The Belarusian Cyber Partisans – a long-established group sworn to overthrow Belarusian President Alexander Lukashenko – joined with a more obscure group known as Silent Crow to claim responsibility for the crippling intrusion at Aeroflot that canceled dozens of flights on Monday and led to travel disruptions across Russia.
First emerging in 2020 in the wake of mass demonstrations against Lukashenko’s reelection, the Cyber Partisans have claimed responsibility for a series of eye-catching hacks, including the defacement of Belarusian state media sites, repeated thefts of law enforcement data, and a 2022 attack against Belarusian Railway that they said had interfered with freight travel. Last year, the group claimed repeated attacks on fertilizer complex Grodno Azot, where they said they had tampered with the operations of the plant’s boiler.
Reuters has not been able to independently authenticate all the group’s claims or measure its disruptive impact, but the data stolen by the hackers has in the past been cross-checked and validated by groups such as Bellingcat, the open source investigators.
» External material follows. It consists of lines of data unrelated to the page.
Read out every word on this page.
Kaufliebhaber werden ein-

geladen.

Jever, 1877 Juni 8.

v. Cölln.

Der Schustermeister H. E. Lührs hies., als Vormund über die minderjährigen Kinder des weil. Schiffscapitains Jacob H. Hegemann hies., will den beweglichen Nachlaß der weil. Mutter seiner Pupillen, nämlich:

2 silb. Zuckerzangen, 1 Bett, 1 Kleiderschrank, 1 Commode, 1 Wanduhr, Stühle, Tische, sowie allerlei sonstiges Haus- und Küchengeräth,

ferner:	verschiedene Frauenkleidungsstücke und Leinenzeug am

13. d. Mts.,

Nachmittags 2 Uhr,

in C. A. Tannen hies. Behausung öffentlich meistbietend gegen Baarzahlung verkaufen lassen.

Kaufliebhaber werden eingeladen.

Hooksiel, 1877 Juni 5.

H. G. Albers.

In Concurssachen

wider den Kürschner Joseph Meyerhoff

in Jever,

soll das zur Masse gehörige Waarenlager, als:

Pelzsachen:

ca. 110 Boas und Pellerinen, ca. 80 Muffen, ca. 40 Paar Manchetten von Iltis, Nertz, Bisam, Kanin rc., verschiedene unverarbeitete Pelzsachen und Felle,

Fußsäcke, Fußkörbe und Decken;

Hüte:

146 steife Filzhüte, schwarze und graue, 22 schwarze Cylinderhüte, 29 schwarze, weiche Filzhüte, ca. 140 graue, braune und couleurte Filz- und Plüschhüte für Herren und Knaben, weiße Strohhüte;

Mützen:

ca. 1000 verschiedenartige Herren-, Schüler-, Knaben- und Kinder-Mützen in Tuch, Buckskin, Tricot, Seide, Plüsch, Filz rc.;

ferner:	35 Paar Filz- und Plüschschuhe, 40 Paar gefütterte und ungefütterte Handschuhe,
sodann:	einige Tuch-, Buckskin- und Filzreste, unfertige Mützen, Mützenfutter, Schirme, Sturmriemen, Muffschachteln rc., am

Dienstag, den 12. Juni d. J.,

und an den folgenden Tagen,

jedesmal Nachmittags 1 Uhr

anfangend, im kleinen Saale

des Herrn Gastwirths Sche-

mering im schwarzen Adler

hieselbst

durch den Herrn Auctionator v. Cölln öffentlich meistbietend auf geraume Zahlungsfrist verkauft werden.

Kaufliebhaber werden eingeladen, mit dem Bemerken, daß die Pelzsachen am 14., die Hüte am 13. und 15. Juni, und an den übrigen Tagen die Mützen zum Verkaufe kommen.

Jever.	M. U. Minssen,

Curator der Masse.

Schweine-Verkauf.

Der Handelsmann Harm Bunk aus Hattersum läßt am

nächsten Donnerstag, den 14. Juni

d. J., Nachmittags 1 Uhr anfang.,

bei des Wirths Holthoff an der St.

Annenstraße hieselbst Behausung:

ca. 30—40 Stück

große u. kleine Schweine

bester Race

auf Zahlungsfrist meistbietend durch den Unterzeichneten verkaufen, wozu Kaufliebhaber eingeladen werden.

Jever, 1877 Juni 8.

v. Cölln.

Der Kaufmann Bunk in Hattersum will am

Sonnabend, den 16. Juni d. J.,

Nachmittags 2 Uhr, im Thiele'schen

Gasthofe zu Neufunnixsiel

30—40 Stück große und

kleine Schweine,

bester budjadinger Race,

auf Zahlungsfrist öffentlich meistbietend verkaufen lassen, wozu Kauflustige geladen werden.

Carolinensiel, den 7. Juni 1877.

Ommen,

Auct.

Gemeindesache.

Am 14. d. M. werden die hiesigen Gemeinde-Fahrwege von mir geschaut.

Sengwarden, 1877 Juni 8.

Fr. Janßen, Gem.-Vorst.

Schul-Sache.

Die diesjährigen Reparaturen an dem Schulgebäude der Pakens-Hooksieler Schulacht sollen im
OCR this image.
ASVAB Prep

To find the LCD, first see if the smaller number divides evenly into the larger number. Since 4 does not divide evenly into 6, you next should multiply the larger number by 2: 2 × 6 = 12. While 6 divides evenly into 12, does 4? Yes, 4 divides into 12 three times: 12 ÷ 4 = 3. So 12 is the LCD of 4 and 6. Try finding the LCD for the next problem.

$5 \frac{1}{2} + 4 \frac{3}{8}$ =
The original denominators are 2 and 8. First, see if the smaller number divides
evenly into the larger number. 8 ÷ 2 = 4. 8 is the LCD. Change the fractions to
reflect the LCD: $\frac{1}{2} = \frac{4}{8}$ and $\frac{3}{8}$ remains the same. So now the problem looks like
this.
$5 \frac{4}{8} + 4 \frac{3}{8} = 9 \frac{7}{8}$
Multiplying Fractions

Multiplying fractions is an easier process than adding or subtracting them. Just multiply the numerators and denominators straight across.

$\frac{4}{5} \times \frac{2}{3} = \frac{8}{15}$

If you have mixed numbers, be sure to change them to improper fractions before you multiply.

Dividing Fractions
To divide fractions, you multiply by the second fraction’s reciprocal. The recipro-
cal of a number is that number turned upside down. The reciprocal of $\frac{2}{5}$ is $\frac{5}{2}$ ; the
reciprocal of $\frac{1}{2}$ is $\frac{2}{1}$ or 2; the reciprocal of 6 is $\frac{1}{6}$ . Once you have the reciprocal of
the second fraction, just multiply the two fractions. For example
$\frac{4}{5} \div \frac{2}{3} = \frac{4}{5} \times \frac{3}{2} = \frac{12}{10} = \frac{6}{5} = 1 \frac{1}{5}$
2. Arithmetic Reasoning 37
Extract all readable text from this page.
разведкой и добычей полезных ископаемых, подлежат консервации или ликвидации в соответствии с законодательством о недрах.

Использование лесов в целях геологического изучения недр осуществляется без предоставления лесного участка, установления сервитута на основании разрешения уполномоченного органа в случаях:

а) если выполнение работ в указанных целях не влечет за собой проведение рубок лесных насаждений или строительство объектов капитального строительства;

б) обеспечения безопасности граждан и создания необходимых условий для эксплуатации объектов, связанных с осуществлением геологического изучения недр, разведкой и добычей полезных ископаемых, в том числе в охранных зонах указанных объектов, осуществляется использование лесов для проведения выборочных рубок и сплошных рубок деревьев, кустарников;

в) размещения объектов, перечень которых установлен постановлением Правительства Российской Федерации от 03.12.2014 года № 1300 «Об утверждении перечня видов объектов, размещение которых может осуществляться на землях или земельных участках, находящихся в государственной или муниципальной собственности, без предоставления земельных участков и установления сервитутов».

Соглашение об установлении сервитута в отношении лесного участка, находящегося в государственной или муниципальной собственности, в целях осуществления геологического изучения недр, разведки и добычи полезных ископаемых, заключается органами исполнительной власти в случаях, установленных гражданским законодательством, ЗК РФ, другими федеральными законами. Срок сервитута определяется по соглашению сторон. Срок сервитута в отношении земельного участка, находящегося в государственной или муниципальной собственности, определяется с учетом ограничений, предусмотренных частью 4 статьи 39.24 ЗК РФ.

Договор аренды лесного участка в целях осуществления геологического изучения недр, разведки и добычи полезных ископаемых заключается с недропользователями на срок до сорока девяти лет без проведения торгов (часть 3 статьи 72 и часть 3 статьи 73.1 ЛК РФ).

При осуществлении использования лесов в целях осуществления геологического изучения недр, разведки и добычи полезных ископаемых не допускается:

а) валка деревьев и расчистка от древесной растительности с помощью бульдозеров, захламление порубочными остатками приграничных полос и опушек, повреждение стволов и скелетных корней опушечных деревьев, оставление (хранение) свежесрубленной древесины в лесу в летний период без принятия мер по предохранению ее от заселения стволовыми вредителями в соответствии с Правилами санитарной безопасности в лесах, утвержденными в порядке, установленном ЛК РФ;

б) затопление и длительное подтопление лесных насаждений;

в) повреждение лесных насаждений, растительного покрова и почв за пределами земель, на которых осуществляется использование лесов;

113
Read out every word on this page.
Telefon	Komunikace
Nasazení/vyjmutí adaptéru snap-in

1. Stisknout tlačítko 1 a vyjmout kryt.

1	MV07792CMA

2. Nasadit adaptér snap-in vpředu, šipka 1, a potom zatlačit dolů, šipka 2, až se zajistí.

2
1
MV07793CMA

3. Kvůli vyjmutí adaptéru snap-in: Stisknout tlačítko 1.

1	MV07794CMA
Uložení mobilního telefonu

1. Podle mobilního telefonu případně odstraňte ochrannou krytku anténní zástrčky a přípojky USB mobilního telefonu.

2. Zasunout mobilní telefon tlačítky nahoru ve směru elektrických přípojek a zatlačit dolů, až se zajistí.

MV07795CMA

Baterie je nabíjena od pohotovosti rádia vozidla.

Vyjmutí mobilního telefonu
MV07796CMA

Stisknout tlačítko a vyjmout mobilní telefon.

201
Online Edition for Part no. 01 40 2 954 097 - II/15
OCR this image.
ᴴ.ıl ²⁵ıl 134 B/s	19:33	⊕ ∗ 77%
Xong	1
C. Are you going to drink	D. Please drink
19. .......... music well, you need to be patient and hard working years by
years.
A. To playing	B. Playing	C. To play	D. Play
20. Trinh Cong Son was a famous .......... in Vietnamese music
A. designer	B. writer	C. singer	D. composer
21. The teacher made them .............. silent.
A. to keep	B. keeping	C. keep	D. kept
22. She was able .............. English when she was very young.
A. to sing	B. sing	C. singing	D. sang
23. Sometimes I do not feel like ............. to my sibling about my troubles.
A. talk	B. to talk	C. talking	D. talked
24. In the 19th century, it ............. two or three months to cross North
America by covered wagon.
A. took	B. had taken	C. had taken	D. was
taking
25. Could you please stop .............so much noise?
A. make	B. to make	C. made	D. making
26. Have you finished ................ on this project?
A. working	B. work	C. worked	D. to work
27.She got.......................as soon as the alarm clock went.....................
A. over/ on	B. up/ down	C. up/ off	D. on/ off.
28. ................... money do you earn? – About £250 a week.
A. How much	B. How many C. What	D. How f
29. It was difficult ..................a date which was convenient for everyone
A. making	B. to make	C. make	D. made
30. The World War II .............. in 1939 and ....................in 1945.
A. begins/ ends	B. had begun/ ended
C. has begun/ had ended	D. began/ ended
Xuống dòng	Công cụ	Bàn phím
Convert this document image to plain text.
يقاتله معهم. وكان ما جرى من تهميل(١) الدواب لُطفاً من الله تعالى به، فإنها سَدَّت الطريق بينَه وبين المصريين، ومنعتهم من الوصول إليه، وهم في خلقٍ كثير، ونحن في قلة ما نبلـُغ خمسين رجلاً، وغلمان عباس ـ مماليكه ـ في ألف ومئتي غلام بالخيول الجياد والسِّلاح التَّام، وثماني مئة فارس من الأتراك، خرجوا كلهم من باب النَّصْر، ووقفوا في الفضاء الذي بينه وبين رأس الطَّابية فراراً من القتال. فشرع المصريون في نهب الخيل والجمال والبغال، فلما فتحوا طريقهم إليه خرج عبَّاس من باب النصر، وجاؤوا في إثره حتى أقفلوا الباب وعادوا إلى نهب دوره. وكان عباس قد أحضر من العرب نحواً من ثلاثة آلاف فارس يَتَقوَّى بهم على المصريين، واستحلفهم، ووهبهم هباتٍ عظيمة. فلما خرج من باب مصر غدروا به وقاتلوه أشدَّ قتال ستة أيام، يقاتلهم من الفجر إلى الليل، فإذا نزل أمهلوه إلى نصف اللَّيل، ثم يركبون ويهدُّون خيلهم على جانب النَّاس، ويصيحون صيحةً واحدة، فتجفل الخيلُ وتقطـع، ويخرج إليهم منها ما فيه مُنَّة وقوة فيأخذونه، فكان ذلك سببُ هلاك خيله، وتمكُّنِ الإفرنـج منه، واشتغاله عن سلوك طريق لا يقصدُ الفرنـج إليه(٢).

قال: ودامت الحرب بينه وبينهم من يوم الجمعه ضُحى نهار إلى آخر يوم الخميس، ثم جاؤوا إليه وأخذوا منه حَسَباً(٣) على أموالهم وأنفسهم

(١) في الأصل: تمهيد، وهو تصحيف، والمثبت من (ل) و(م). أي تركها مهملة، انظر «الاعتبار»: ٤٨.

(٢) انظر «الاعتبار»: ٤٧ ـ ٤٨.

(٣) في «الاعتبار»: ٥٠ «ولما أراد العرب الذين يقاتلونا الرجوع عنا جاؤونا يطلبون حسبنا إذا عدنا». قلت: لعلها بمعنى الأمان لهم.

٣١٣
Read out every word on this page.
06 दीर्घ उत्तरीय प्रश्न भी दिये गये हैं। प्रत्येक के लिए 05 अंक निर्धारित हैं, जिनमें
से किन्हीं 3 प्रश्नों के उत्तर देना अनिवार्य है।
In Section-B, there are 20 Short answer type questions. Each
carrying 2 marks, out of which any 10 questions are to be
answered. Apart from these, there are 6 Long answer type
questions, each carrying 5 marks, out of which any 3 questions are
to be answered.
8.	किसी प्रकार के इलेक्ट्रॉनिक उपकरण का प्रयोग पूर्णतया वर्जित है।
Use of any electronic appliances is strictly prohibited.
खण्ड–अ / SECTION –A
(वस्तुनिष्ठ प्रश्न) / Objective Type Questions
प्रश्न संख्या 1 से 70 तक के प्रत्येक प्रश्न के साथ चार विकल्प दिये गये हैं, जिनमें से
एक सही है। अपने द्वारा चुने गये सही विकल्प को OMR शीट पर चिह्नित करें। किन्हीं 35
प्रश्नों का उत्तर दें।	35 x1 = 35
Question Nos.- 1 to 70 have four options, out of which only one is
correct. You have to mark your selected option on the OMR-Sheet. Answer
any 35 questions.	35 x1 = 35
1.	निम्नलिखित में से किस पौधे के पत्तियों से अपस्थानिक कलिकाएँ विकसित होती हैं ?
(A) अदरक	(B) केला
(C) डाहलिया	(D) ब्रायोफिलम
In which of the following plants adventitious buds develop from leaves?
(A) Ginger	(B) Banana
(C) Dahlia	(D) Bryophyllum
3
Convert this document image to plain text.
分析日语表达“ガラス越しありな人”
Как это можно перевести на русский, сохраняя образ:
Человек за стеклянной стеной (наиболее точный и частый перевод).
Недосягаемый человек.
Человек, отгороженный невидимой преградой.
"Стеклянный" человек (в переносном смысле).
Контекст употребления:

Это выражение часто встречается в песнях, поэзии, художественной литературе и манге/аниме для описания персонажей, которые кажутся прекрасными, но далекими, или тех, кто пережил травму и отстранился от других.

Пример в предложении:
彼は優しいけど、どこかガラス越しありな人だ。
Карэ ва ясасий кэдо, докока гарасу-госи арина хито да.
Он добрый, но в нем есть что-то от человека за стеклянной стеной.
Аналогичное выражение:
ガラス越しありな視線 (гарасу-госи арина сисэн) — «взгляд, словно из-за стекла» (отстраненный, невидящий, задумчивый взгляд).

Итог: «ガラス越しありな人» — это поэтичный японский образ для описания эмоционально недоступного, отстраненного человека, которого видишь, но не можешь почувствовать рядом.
Yuliana Shemetovets, a spokesperson for the Cyber Partisans, told Reuters on Monday that she operates from the United States and said the group consisted of around 30 core members, mostly operating from outside of Belarus.
Silent Crow has a lower profile. It has claimed responsibility for attacks this year on a Russian real estate database, a state telecoms company, a large insurance firm, the Moscow government’s IT department, and the Russian office of South Korean carmaker KIA.
Russian cybersecurity firm Bi.Zone has been tracking Silent Crow as a politically motivated group, active since mid-2022, with potential links to multiple pro-Ukrainian hacker groups, according to an entry in Bi.Zone’s public database. Ukraine and Russia have been at war since Russia invaded in February 2022.
Reuters was unable to immediately contact Silent Crow and Bi.Zone did not immediately return a request seeking comment.
Members of the Belarusian Cyber Partisans may also have pro-Ukraine ties. In June, researchers with Russian anti-virus firm Kaspersky said they had identified a suspected member of the group active in a Telegram group devoted to the “IT Army of Ukraine,” a group of pro-Ukrainian hackers backed by the government in Kyiv.
Shemetovets told Reuters that there was no collaboration between the Cyber Partisans and any state security or intelligence services as part of the attack on Aeroflot.
Andrii Baranovych, a fixture of the Ukrainian hacker scene, said independent groups often hand stolen data over to Ukraine’s intelligence service but that as far as he was aware there was no state backing for the attack on Aeroflot.